S'il est déjà fait allusion aux Sirènes ailées dans l'Hélène d'Euripide, c'est à Apollonios de Rhodes qu'on doit leur première mention dans un contexte épique (51) avant que cette morphologie ne s'impose très largement dans tous les genres littéraires. Ce n'est qu'à partir du IIe siècle avant notre ère, sous l'influence conjointe de la critique rationalisante d'Alexandrins comme Aristarque, et de l'exégèse évhémériste, que les Sirènes sont parfois décrites sous une forme tout humaine (52). Toutefois, le fait d'avoir été appelées gunaikes/kourai/ornithes/volucres ne permet pas toujours d'affirmer que les Sirènes étaient « visualisées » par les auteurs sous un aspect uniquement humain ou animal (53) : cette apparente exclusive ne fait parfois qu'indiquer l'élément prédominant de leur nature. Tout au plus peut-on imaginer un buste humain quand les Sirènes sont présentées en train de jouer de la lyre ou de la double flûte (54).
En fait, la forme hybride des Sirènes intrigua tant les Anciens, qu'ils essayèrent de l'expliquer de manière semi-rationaliste, par le biais de la métamorphose. Dès l'époque hellénistique, des commentaires en ce sens sont attestés (55). Ainsi, Apollonios de Rhodes affirma, sans donner beaucoup de détails, que les Sirènes avaient forme humaine avant le rapt de Perséphone, leur ancienne compagne de jeu (56). Hygin et Ovide (57) s'inspirèrent de cette tradition mais en donnèrent deux versions différentes : le mythographe présenta la métamorphose comme un châtiment, à l'inverse du poète qui en fit la conséquence d'un choix délibéré. Pour l'un, les Sirènes auraient été punies à la demande de Démeter-Cérès pour leur manque d'assistance au moment de l'enlèvement ; pour l'autre, elles auraient imploré elles-mêmes des ailes afin de pouvoir rechercher Perséphone-Proserpine par-dessus même les flots... Curieusement, un scholiaste de l'Odyssée fait encore état d'une autre explication: hostile aux Sirènes à cause de leur dédain pour l'amour, c'est Aphrodite qui aurait suscité leur métamorphose ; changées en oiseaux « elles s'étaient alors envolées vers la Tyrrhénienne pour l'île Anthemoessa (...) » (58). Dans ce cas, l'épisode adventice sert à la fois à expliquer le caractère hybride des Sirènes et leur présence sur la route d'Ulysse. De même, la métamorphose des Sirènes conçue comme une vengeance justifie implicitement leur caractère agressif. De victimes, les Sirènes seraient devenues bourrelles, leurs crimes perpétuant leur propre malédiction selon la loi immuable de la fatalité mythique (59). Les commentaires d'Hygin et du scholiaste sont donc conformes à la logique du récit contrairement à ceux d'Ovide qui la contredisent en quelque sorte. À l'évidence, le poète latin avait davantage à l'esprit les Sirènes chthoniennes bienveillantes (60) que celles d'Ulysse lorsqu'il décrivit leur métamorphose.

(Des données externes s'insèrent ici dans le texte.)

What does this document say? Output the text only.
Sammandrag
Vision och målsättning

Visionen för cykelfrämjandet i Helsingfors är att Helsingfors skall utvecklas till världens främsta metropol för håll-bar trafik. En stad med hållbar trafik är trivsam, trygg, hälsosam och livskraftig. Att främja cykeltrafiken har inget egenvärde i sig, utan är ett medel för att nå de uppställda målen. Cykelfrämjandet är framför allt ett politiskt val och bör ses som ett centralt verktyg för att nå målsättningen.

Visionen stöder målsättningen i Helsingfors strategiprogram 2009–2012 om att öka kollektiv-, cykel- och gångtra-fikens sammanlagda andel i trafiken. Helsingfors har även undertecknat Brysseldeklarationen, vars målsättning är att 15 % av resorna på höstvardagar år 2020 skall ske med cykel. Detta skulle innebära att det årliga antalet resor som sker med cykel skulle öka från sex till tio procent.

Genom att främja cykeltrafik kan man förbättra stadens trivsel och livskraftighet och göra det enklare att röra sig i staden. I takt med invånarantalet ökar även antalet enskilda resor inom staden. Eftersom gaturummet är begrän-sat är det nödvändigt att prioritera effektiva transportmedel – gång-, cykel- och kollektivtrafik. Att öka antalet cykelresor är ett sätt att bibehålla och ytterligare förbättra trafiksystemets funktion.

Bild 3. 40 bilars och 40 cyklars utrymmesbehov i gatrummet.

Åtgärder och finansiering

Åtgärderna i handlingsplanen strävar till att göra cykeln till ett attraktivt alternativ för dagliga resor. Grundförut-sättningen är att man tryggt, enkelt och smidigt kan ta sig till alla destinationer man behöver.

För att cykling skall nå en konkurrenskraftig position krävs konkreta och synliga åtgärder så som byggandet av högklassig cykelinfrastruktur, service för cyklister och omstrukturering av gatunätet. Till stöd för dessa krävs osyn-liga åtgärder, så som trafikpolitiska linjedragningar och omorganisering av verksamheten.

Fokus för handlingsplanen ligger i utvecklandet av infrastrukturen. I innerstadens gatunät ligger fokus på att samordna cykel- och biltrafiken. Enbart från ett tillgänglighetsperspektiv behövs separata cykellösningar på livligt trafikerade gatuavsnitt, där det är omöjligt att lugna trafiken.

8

Le « calme sans haleine » qui précède, dans l'Odyssée, l'épiphanie des Sirènes, fut également commenté. D'après un scholiaste de l'Odyssée, Hésiode aurait affirmé qu'elles immobilisaient même les vents en les ensorcelant de leurs voix (61). Ce pouvoir sur les éléments est attesté chez quelques auteurs (62) mais la plupart du temps, il n'y est fait aucune allusion. Toutefois, ces conditions atmosphériques particulières – l'absence de vent et partant la chaleur desséchante – ont sans doute influencé la manière dont les Alexandrins ont parfois conçu la mort des victimes des Sirènes (63). Renonçant à imaginer les marins « déchirés tout crus », comme l'avait fait Lycophron (64), la plupart des savants exégètes ont très rationnellement allégué la mort par consomption: oublieux de boire et de manger, figés par le plaisir du chant (65) ou sombrant, à cause de lui, dans un sommeil mortel, les victimes étaient censées se consumer de langueur sous la vive morsure du soleil.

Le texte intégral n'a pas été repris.